Und diese -ä- Gefühle – Gefühle, sag'ich – sollen uns auch geleiten,
wenn wir in diesen unverzeihlich vaterlandslosen Zeiten
demnächst, meine Herrn, wie Sie wissen, zur Wahlurne schreiten.
Also, meine Herrn -äh- und Damen, wolln wir uns jetzt von den Stühlen
zum Zeichen von unsern -ä- unsern -äh-
EULENSPIEGEL
über den Tischrand weg.
Hochgefühlen –
DER LANDRAT.
jawohl: von unsern vaterländischen Hochgefühlen –
[42] wollen wir uns, sag' ich, jetzt mit unsern Gläsern erheben:
unser allverehrter Reichstagskandidat, der Herr Bergrat, er soll leben! hoch!
CHORGESANG MIT MUSIK
während der Landrat dem Bergrat die Hand schüttelt und Alle anstoßen.
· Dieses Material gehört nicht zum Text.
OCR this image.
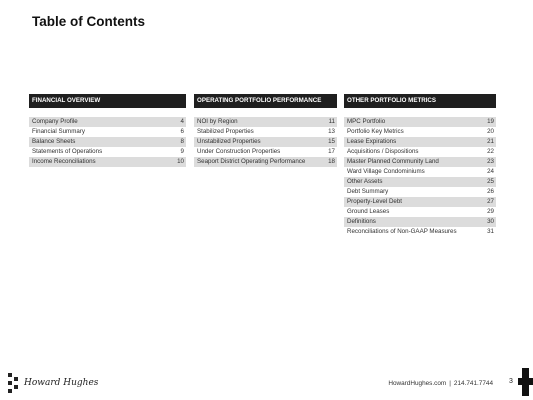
Table of Contents
FINANCIAL OVERVIEW
Company Profile	4
Financial Summary	6
Balance Sheets	8
Statements of Operations	9
Income Reconciliations	10
OPERATING PORTFOLIO PERFORMANCE
NOI by Region	11
Stabilized Properties	13
Unstabilized Properties	15
Under Construction Properties	17
Seaport District Operating Performance	18
OTHER PORTFOLIO METRICS
MPC Portfolio	19
Portfolio Key Metrics	20
Lease Expirations	21
Acquisitions / Dispositions	22
Master Planned Community Land	23
Ward Village Condominiums	24
Other Assets	25
Debt Summary	26
Property-Level Debt	27
Ground Leases	29
Definitions	30
Reconciliations of Non-GAAP Measures	31
Howard Hughes	HowardHughes.com | 214.741.7744 3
Hoch soll er leben, hoch soll er leben, dreimal hoch!
Dann noch immer das Geräusch der Maschine.
DER LANDRAT.
Himmelkreizrudiment! da muß ja's Trommelfell reißen!
Nach hinten schreiend.
Die Kerls, die Heizer, sollen die Tür zuschmeißen!
Heda!!! Tür zu, sag' ich! Sofort den Kesselraum schließen! –
Man hört eine eiserne Tür zuklappen; das stampfende Geräusch verstummt.
Bande! Frechheit! Da soll man nu Volksfest genießen.
Unerhört! verstand kaum mein eigen Wort.
Tun's selbstredend extra, diese Sozi, uns hier zum Tort.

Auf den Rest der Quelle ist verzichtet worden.